What else happened in baseball on April 8?
- Four expansion teams played their first game on April 8, 1969. The Seattle Pilots, who move to Milwaukee after a year, defeated the Angels 4-3 in Anaheim. The Kansas City Royals beat the Minnesota Twins, 4-3, in 12 innings. Rusty Staub and the Montreal Expos opened play with an 11-10 thrilling victory over the Mets. The San Diego Padres held on for a 2-1 victory against the Houston Astros.
- A year after Hank Aaron broke the home run record, Frank Robinson broke the managerial color barrier. Robinson served his first game as baseball’s first manager on April 8, 1975. A player-manager for the Cleveland Indians, Robinson homered in a 5-3 Indians victory.

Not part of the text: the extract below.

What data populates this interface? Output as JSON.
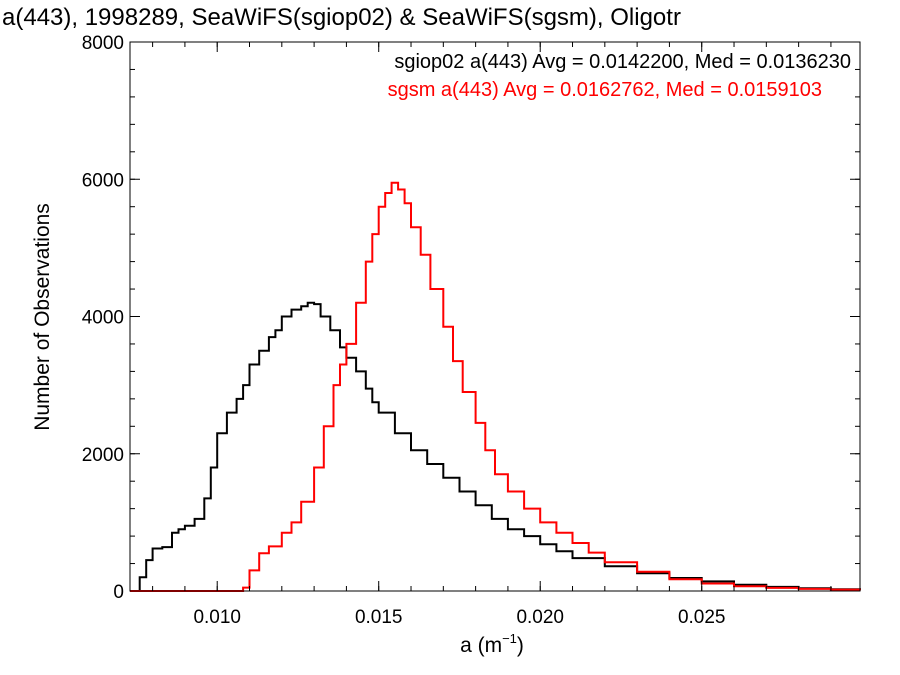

- Washington Nationals pitcher Daniel Cabrera furthered the case for a universal designated hitter on April 8, 2009. Cabrera struck out twice in his first two at-bats of the season. Having previously struck out 14 straight at-bats when he played for the Baltimore Orioles, Cabrera’s 16 consecutive strikeouts as a hitter set an MLB record.
- Legendary slugger Manny Ramirez promptly retired on April 8, 2011, after Major League Baseball informed Ramirez he needed to serve a 100-game suspension for violating baseball’s drug policy. Ramirez ended his 19-year career with 555 home runs and is still awaiting induction into the Hall of Fame.